Fig. 4 is a boxplot with notch illustrating Top six Legendary Pokémon's minimum, first quartile, median, third quartile, and maximum in each dataset. Top six Legendary Pokémon are selected by the count over 100 as shown in Fig. 3.

 

 QUESTION FOUR: Do Top six Legendary Pokémon have the same distribution? 

 

In this case, Mewtwo and Rayquaza have the perfect IV. Ho-Oh, Lugia, Mewtwo, and Rayquaza have a similar median around 82%. Groudon and Zapdos have the same median of 84%. It is noticeable that **Ho-Oh and Lugia are of the same performance**. Moreover, they suppose to be a pair in the game.

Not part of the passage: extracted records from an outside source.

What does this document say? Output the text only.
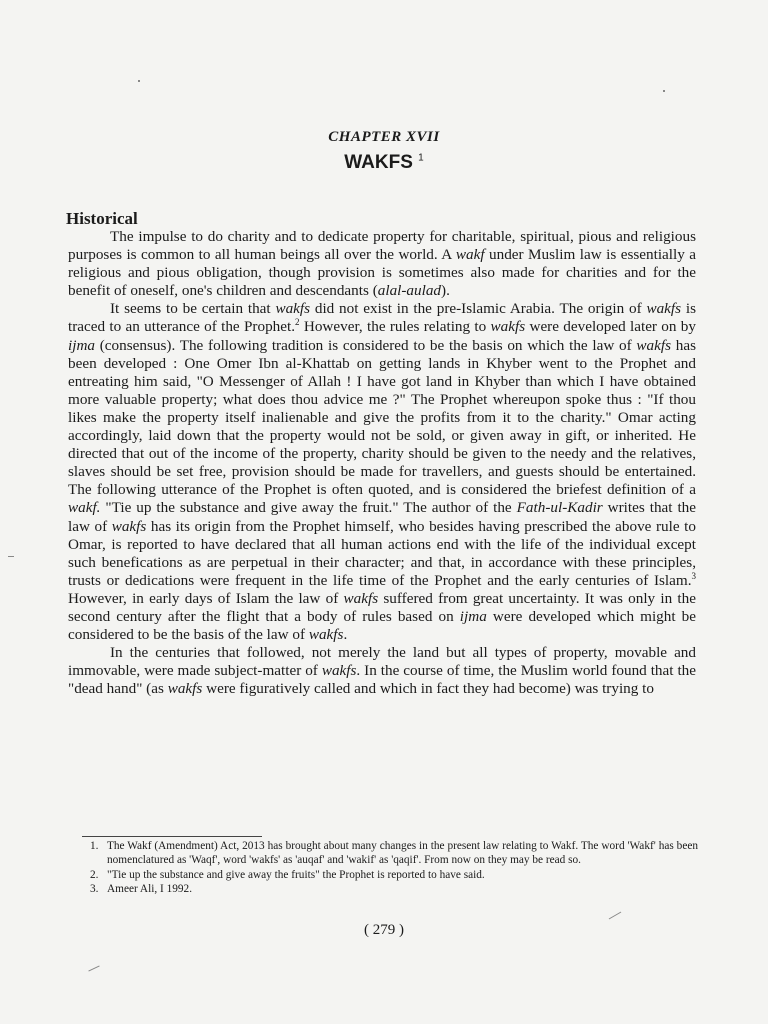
CHAPTER XVII
WAKFS $^1$
Historical

The impulse to do charity and to dedicate property for charitable, spiritual, pious and religious purposes is common to all human beings all over the world. A wakf under Muslim law is essentially a religious and pious obligation, though provision is sometimes also made for charities and for the benefit of oneself, one's children and descendants (alal-aulad).

It seems to be certain that wakfs did not exist in the pre-Islamic Arabia. The origin of wakfs is traced to an utterance of the Prophet.$^2$ However, the rules relating to wakfs were developed later on by ijma (consensus). The following tradition is considered to be the basis on which the law of wakfs has been developed : One Omer Ibn al-Khattab on getting lands in Khyber went to the Prophet and entreating him said, "O Messenger of Allah ! I have got land in Khyber than which I have obtained more valuable property; what does thou advice me ?" The Prophet whereupon spoke thus : "If thou likes make the property itself inalienable and give the profits from it to the charity." Omar acting accordingly, laid down that the property would not be sold, or given away in gift, or inherited. He directed that out of the income of the property, charity should be given to the needy and the relatives, slaves should be set free, provision should be made for travellers, and guests should be entertained. The following utterance of the Prophet is often quoted, and is considered the briefest definition of a wakf. "Tie up the substance and give away the fruit." The author of the Fath-ul-Kadir writes that the law of wakfs has its origin from the Prophet himself, who besides having prescribed the above rule to Omar, is reported to have declared that all human actions end with the life of the individual except such benefications as are perpetual in their character; and that, in accordance with these principles, trusts or dedications were frequent in the life time of the Prophet and the early centuries of Islam.$^3$ However, in early days of Islam the law of wakfs suffered from great uncertainty. It was only in the second century after the flight that a body of rules based on ijma were developed which might be considered to be the basis of the law of wakfs.

In the centuries that followed, not merely the land but all types of property, movable and immovable, were made subject-matter of wakfs. In the course of time, the Muslim world found that the "dead hand" (as wakfs were figuratively called and which in fact they had become) was trying to

1. The Wakf (Amendment) Act, 2013 has brought about many changes in the present law relating to Wakf. The word 'Wakf' has been nomenclatured as 'Waqf', word 'wakfs' as 'auqaf' and 'wakif' as 'qaqif'. From now on they may be read so.
2. "Tie up the substance and give away the fruits" the Prophet is reported to have said.
3. Ameer Ali, I 1992.
( 279 )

### **QUESTION FIVE: Which Legendary Pokémon should I improve on catching in the future?** {data-commentary-width=400}

```{r balloon}
#aggregate the data to calculate the mean and the count
data <- aggregate(IV~Name+Owner,data=legendary,mean)
data$Freq <- aggregate(IV~Name+Owner,data=legendary,length)[,3]

p5 <- ggballoonplot(data,x="Name",y="Owner",size="Freq",fill="IV",ggtheme=theme_bw())+scale_fill_viridis_c(option="C")+ggtitle("Fig. 5. Legendary Pokémon's IV in Size and Count in Color");p5
```

*** 

The grouped frequency table is shown in Fig. 5: the warmer color, the higher IV it is; the cooler color, the lower IV it is; the larger circle, the more frequency count it is; the smaller circle, the less frequency count it is.

 

Both two accounts caught a similar amount of certain Legendary Pokémon except that Account "WZX" did not participate much Palkia raids in recent.

 

 QUESTION FIVE: Which Legendary Pokémon should I improve on catching in the future? 

 

**Suggestion on the next step**:  
1) to catch more Palkia on Account "WZX";  
2) to catch more Deoxys on Account "WZX" due to low IV on the sample;  
3) to catch more Giratina on Account "SDQ" due to low IV;  
4) to catch more Latios on both due to low IV;  
5) to catch more Registeel on both due to low IV.